16. ( Nergis Çiçekleri Şahidimiz )

12 2 0
                                    















Bu hikayede olay ve durumlar tamamen hayal ürünüdür.



Oylarınızı ve yorumlarınızı bekliyorum...

Keyifli okumalar dilerim... :)


Şarkılar ;
Bana ellerini ver ~ Özdemir Erdoğan









Boşuna değil
Her dakika seni hatırlayışım
Boşuna değil her akşam
İçime bir galipligin çökmesi
Bu şehrin bütün sokaklarında
Yana yıkıla seni aramam, boşuna değil...

~Ümit Yaşar Oğuzcan ~

Bir akşam üzeri hüzünleniyorum, bir akşam üzeri yaram kanamaya başlıyor...

Bir akşam üzeri gözyaşlarım dökülüyor, ve bir akşam üzeri ben özlemimin cefasını çekiyorum... Bir akşam üzeri sen geliyorsun ama sarılamıyorum... Çünkü sen artık bir akşam üzeri sadece hayallerime geliyorsun...

Okuldan çıkmıştım eve gelmiş ama evde durmamıştım evden çıktığım gibi çiçekli, renkli evlerle dolu sokağa gelmiştim. Bir akşam üseriydi evlerin yavaş yavaş ışıkları yanıyordu beli belirsiz...

Günlerden perşembe, saatler 19;05, evleri orda bırakıp deniz kenarına gitmeye başladım. Bir bank vardı bankın üstünde ellerinde çiçekler ile bekleyen bir kadın... Hüngür hüngür ağlıyordu...

Neden o kadına doğru çekiliyordum, usulca gitmiş yanına oturmuştum. Ben neden banane diyip yoluma devam edemiyordum. "çiçekler çok güzelmiş" başını eğmiş bana bakmıştı "kendime aldım, ödül olarak" kıvırcık simsiyah saçlarını geriye atmış sonra göz yaşlarını silerek denize bakıyordu...

"ödül mü? Ne kazandınız" denizdeki gözlerini kapatmış "kendimi" geri açmıştı. İyice salak olmuştum bana dönmüş "beni yok sayan tüm insanları hayatımdan çıkardım" gözlerim dolmuştu "bir deniz gibi dalga dalga  kıyıya vurdum, ama o dalgalara tek başıma savaştığımı kıyıya vurunca anladım" yanımdan kalkmış denize doğru yavaş yavaş yürüyordu...

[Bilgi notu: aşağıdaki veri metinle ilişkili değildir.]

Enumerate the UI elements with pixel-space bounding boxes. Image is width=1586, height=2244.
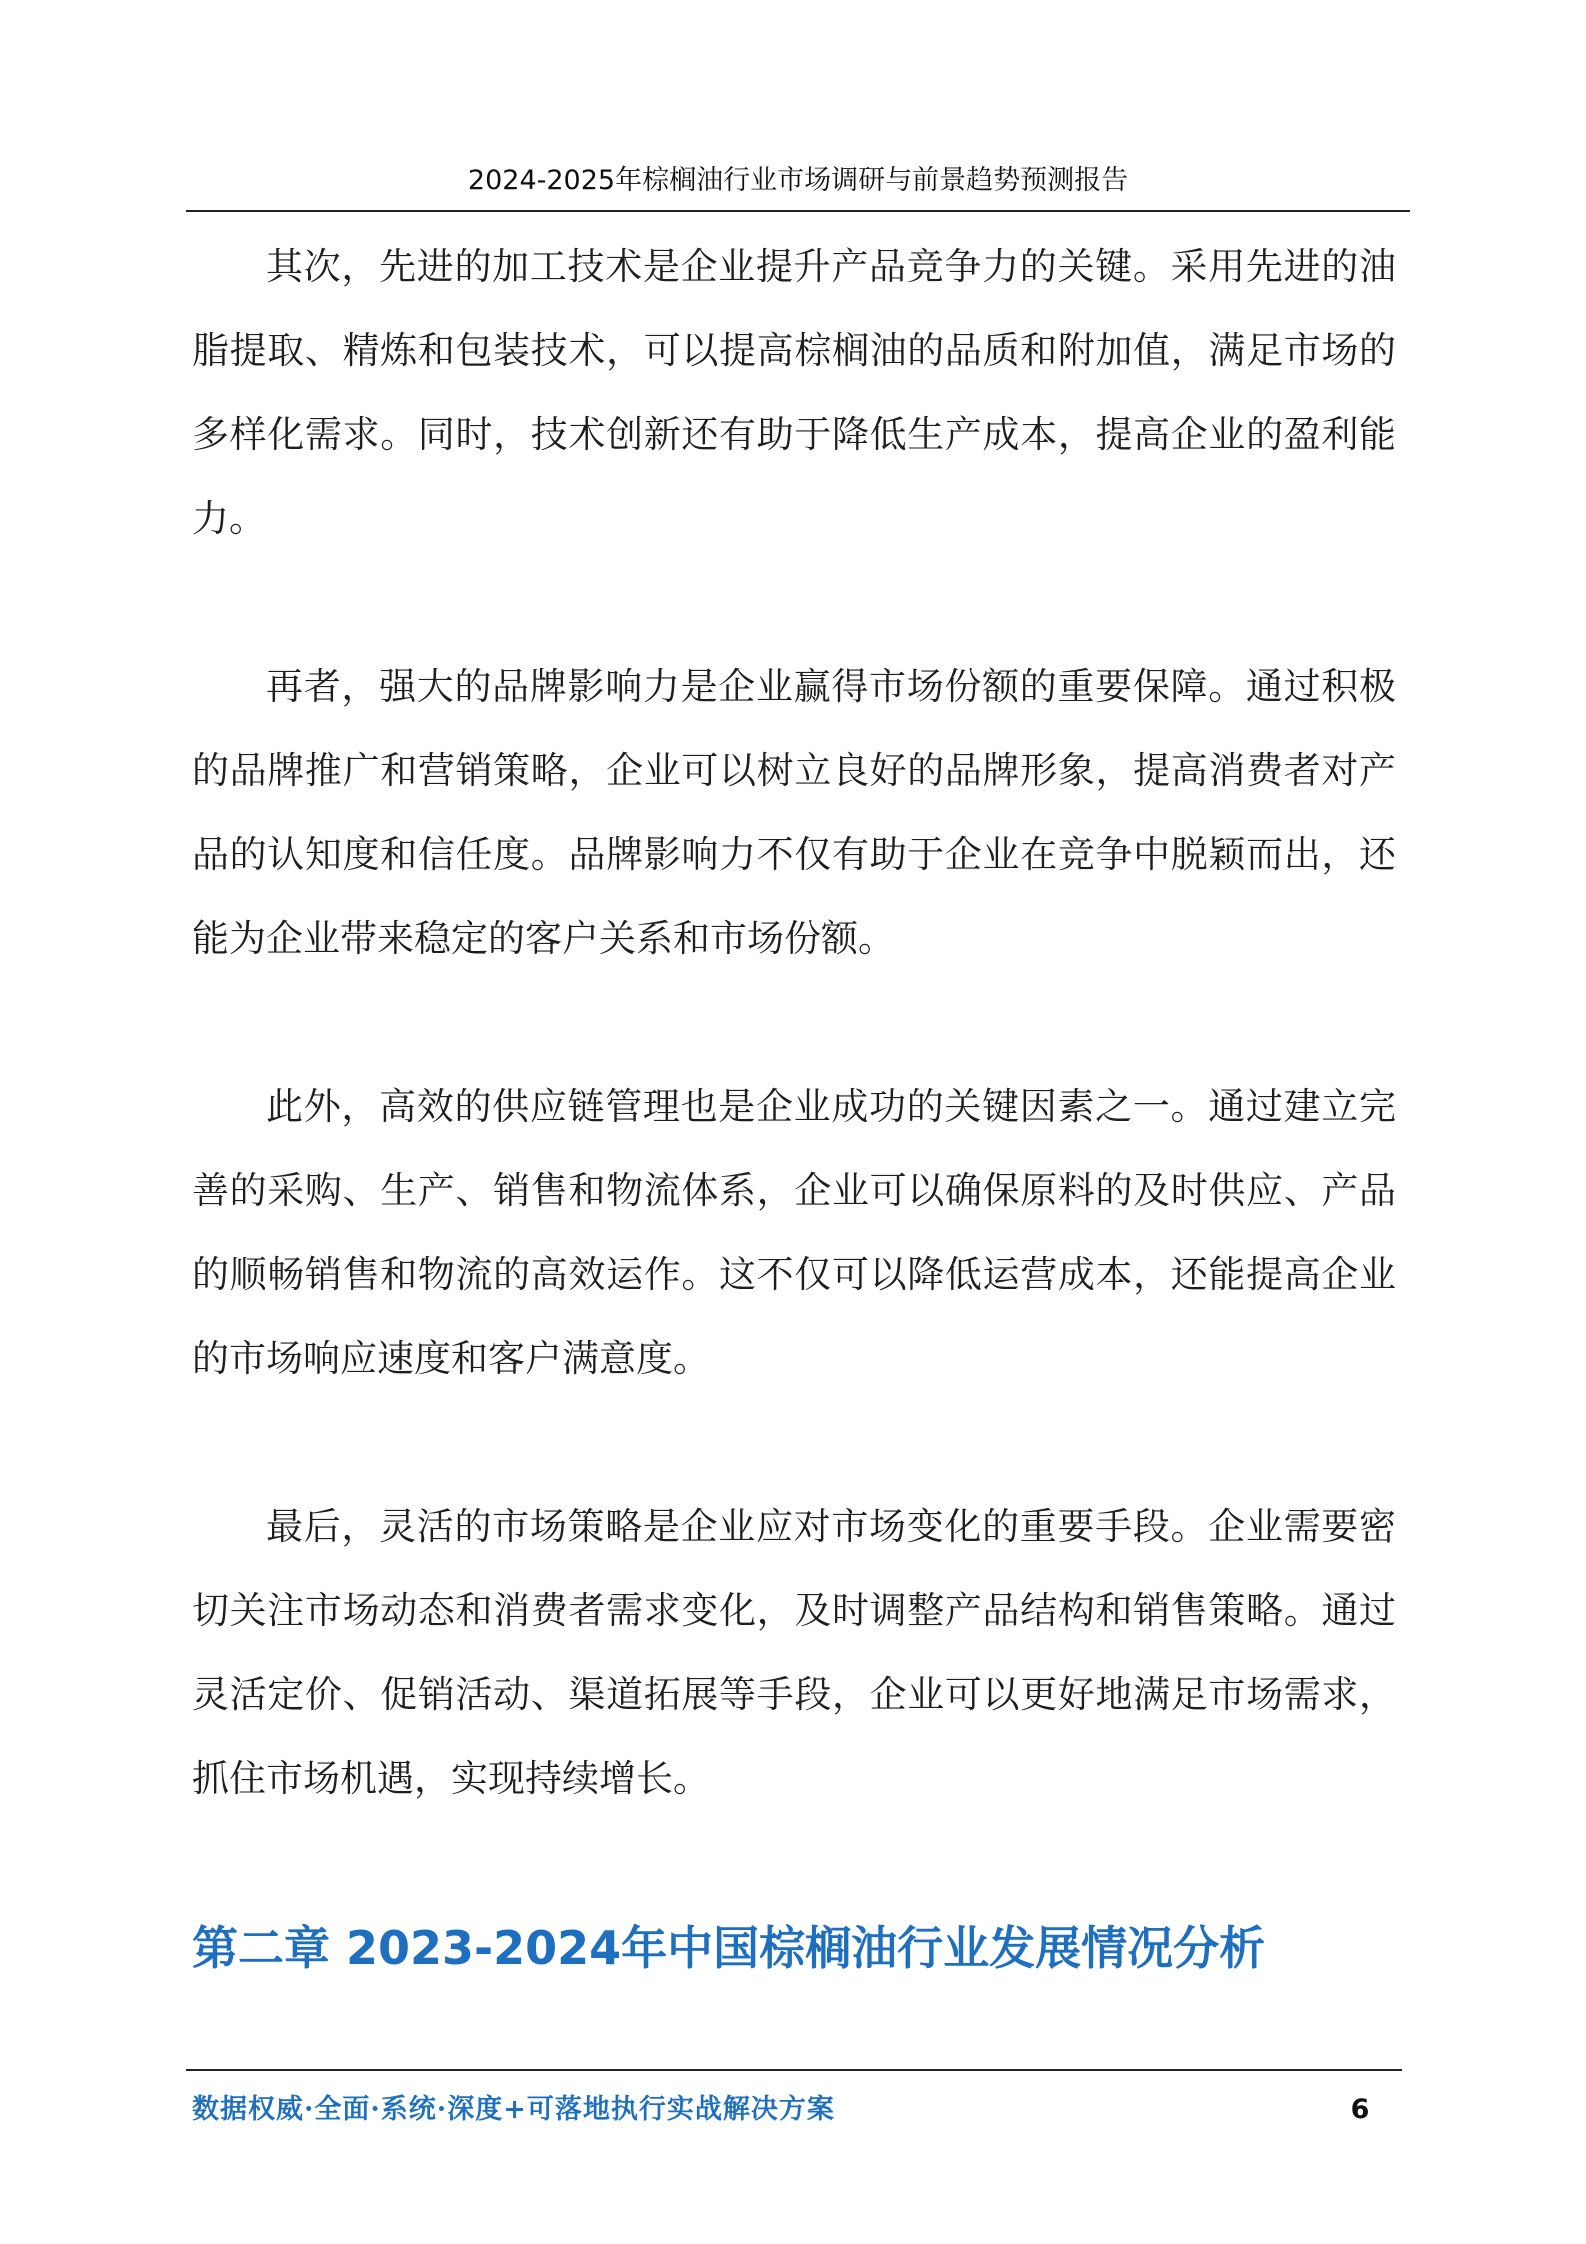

Üzerinde uçuş uçuş bir elbise vardı, yavaşca onu takip etmeye başlamıştım. "bana hiç çiçek almadı biliyor musun? Ama hep sevdiğini söylerdi. Yoldan bir çiçek koparıp bana verseydi ben ona da razıydım, önemli olan çiçek de değildi zaten" yavaşca ayaklarımız ıslanmaya başlamıştı "sen hiç veda etmeden, veda edildin mi? Sen hiç kalmak istediğin yerden kovuldun mu?"

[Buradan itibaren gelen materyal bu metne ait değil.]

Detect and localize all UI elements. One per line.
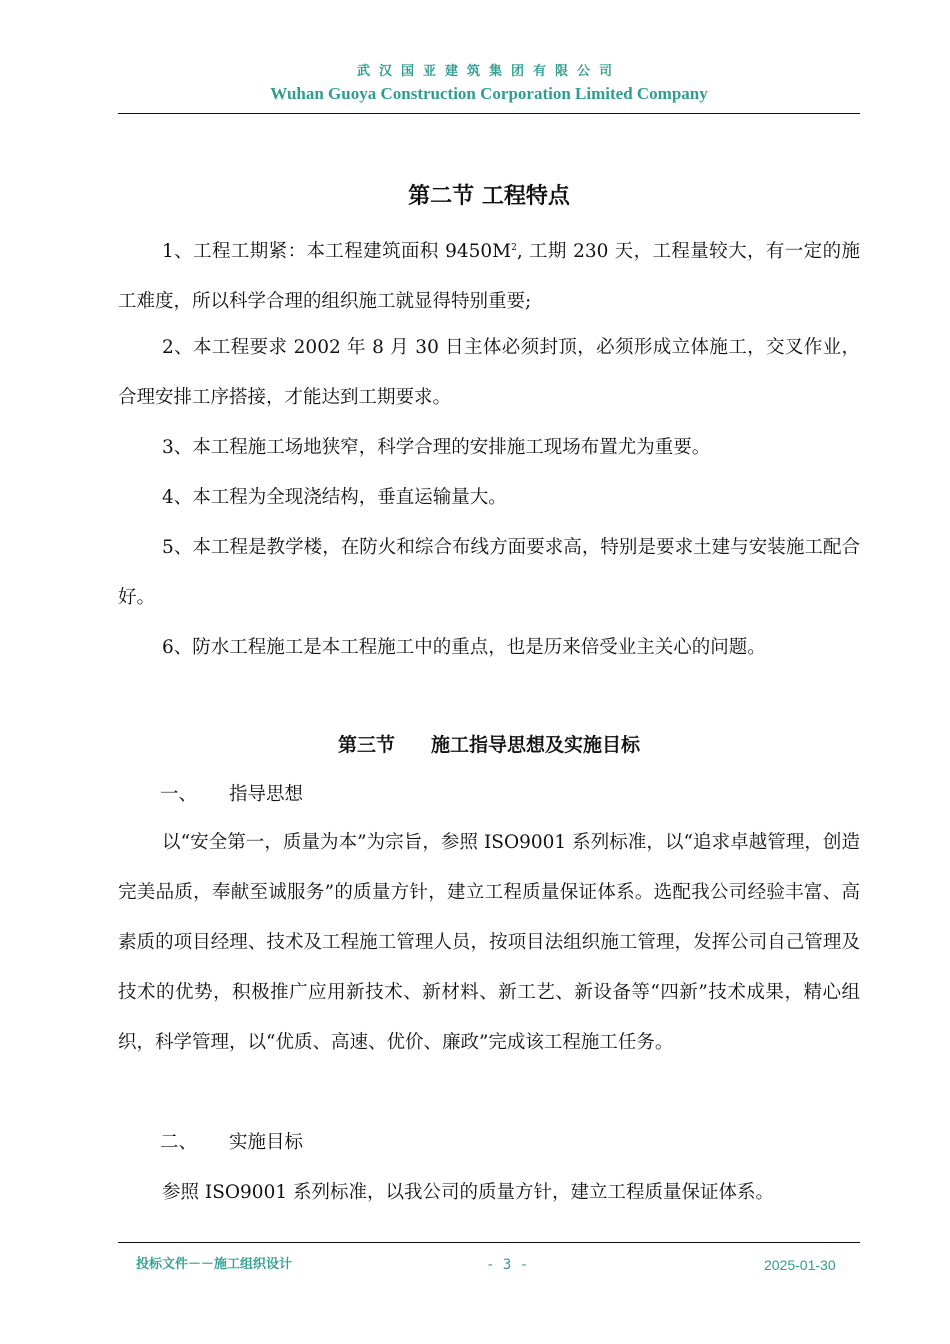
section3-title-number: 第三节 <box>337 734 395 756</box>
footer-document-type: 投标文件－－施工组织设计 <box>136 1257 293 1272</box>
footer-page-number: - 3 - <box>486 1257 529 1273</box>
page-header <box>118 62 860 106</box>
section2-item-1: 1、工程工期紧：本工程建筑面积 $9450M^2$, 工期 230 天，工程量较大，有一定的施工难度，所以科学合理的组织施工就显得特别重要; <box>118 241 860 313</box>
section2-item-4: 4、本工程为全现浇结构，垂直运输量大。 <box>162 487 507 508</box>
section2-title: 第二节 工程特点 <box>408 183 570 209</box>
company-name-cn: 武汉国亚建筑集团有限公司 <box>356 64 621 79</box>
subheading-implementation-goals: 二、 实施目标 <box>160 1132 304 1153</box>
section2-item-5: 5、本工程是教学楼，在防火和综合布线方面要求高，特别是要求土建与安装施工配合好。 <box>118 537 860 608</box>
section3-title <box>118 730 860 760</box>
footer-date: 2025-01-30 <box>764 1257 836 1273</box>
section2-item-2: 2、本工程要求 2002 年 8 月 30 日主体必须封顶，必须形成立体施工，交叉作业，合理安排工序搭接，才能达到工期要求。 <box>118 337 860 408</box>
footer-rule <box>118 1242 860 1243</box>
subheading-guiding-ideas: 一、 指导思想 <box>160 784 304 805</box>
guiding-ideas-paragraph: 以“安全第一，质量为本”为宗旨，参照 ISO9001 系列标准，以“追求卓越管理，创造完美品质，奉献至诚服务”的质量方针，建立工程质量保证体系。选配我公司经验丰富、高素质的项目经理、技术及工程施工管理人员，按项目法组织施工管理，发挥公司自己管理及技术的优势，积极推广应用新技术、新材料、新工艺、新设备等“四新”技术成果，精心组织，科学管理，以“优质、高速、优价、廉政”完成该工程施工任务。 <box>118 832 860 1053</box>
section2-item-6: 6、防水工程施工是本工程施工中的重点，也是历来倍受业主关心的问题。 <box>162 637 766 658</box>
header-rule <box>118 113 860 114</box>
company-name-en: Wuhan Guoya Construction Corporation Limited Company <box>270 84 708 103</box>
implementation-goals-paragraph: 参照 ISO9001 系列标准，以我公司的质量方针，建立工程质量保证体系。 <box>162 1182 774 1203</box>
section3-title-text: 施工指导思想及实施目标 <box>431 734 641 756</box>
section2-item-3: 3、本工程施工场地狭窄，科学合理的安排施工现场布置尤为重要。 <box>162 437 711 458</box>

Onun tam yanına gelmiştim "kovulmadım, ama veda etmeden geride bırakıldım ama o benim için yanında hep nergis çiçeği taşıyacak" bana bakmış elindeki çiçekten bir tane çıkartmış ve bana uzatmıştı "ben kendimi seçiyorum sende kendini seç" gülümsemişti ve arkasını dönmüştü...

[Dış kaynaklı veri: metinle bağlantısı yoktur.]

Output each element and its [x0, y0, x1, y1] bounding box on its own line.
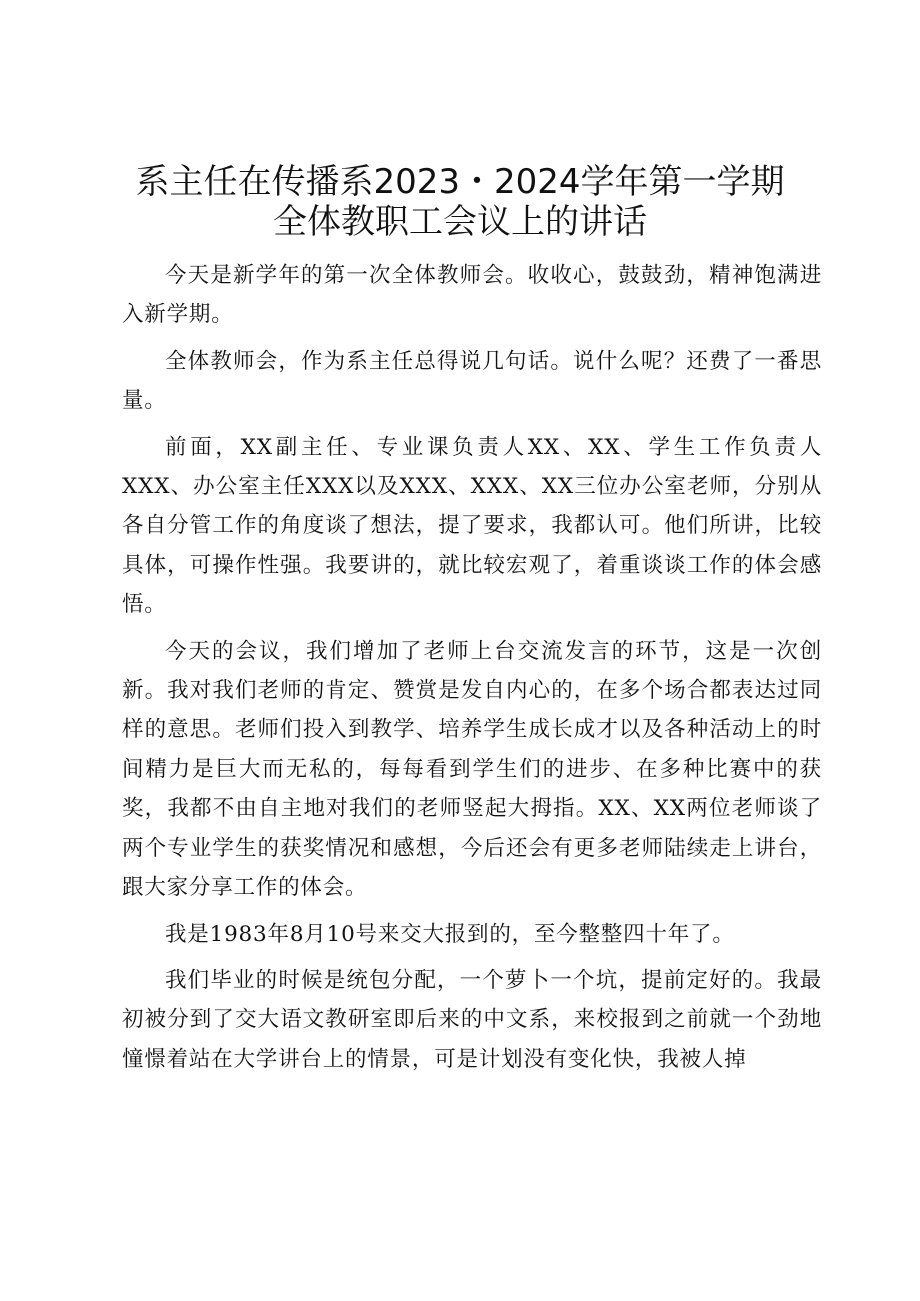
paragraph: 我是1983年8月10号来交大报到的，至今整整四十年了。	[165, 921, 735, 947]
paragraph: 今天是新学年的第一次全体教师会。收收心，鼓鼓劲，精神饱满进入新学期。	[122, 263, 822, 328]
document-title-line-1: 系主任在传播系2023・2024学年第一学期	[135, 162, 785, 202]
paragraph: 今天的会议，我们增加了老师上台交流发言的环节，这是一次创新。我对我们老师的肯定、赞赏是发自内心的，在多个场合都表达过同样的意思。老师们投入到教学、培养学生成长成才以及各种活动上的时间精力是巨大而无私的，每每看到学生们的进步、在多种比赛中的获奖，我都不由自主地对我们的老师竖起大拇指。XX、XX两位老师谈了两个专业学生的获奖情况和感想，今后还会有更多老师陆续走上讲台，跟大家分享工作的体会。	[122, 638, 822, 901]
paragraph: 我们毕业的时候是统包分配，一个萝卜一个坑，提前定好的。我最初被分到了交大语文教研室即后来的中文系，来校报到之前就一个劲地憧憬着站在大学讲台上的情景，可是计划没有变化快，我被人掉	[122, 967, 822, 1072]
paragraph: 前面，XX副主任、专业课负责人XX、XX、学生工作负责人XXX、办公室主任XXX以及XXX、XXX、XX三位办公室老师，分别从各自分管工作的角度谈了想法，提了要求，我都认可。他们所讲，比较具体，可操作性强。我要讲的，就比较宏观了，着重谈谈工作的体会感悟。	[122, 434, 822, 618]
document-title-line-2: 全体教职工会议上的讲话	[273, 202, 647, 242]
document-body	[122, 256, 822, 1086]
paragraph: 全体教师会，作为系主任总得说几句话。说什么呢？还费了一番思量。	[122, 348, 822, 414]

Ben elimdeki çiçeğe bakıyordum, kafamı denize sonra o kıza çevirmiştim bana bakıyordu "görüceksin kendini seçersen denizde sana ayak uyduracak" buradaki deniz benim hayatımdı ona dönmüş "Ahu Karaca ben, ilerde görüşürsek anlarız dalgalar beni yutmuş yoksa ben mi dalgaların ta kendisi olmuşum" Aslında kararımı vermiştim 'Ahu Karaca' diyerek, canım yanmıştı içimden senin adın 'Yeşim' diyen sesi kısmıştım ve Yağız tekrar karşıma çıkana kadar ondan başka bana kimsenin 'Yeşim' demesine izin vermicektim. Kendi iç sesimin bile...

Yağız geri dönene kadar 'Ahu Yeşim Karaca'
'Ahu Karaca' olmuştu...

Kız gülmüştü elindeki çiçeği kaldırmış "tüm kendini seçen, seçebilen kadınlara."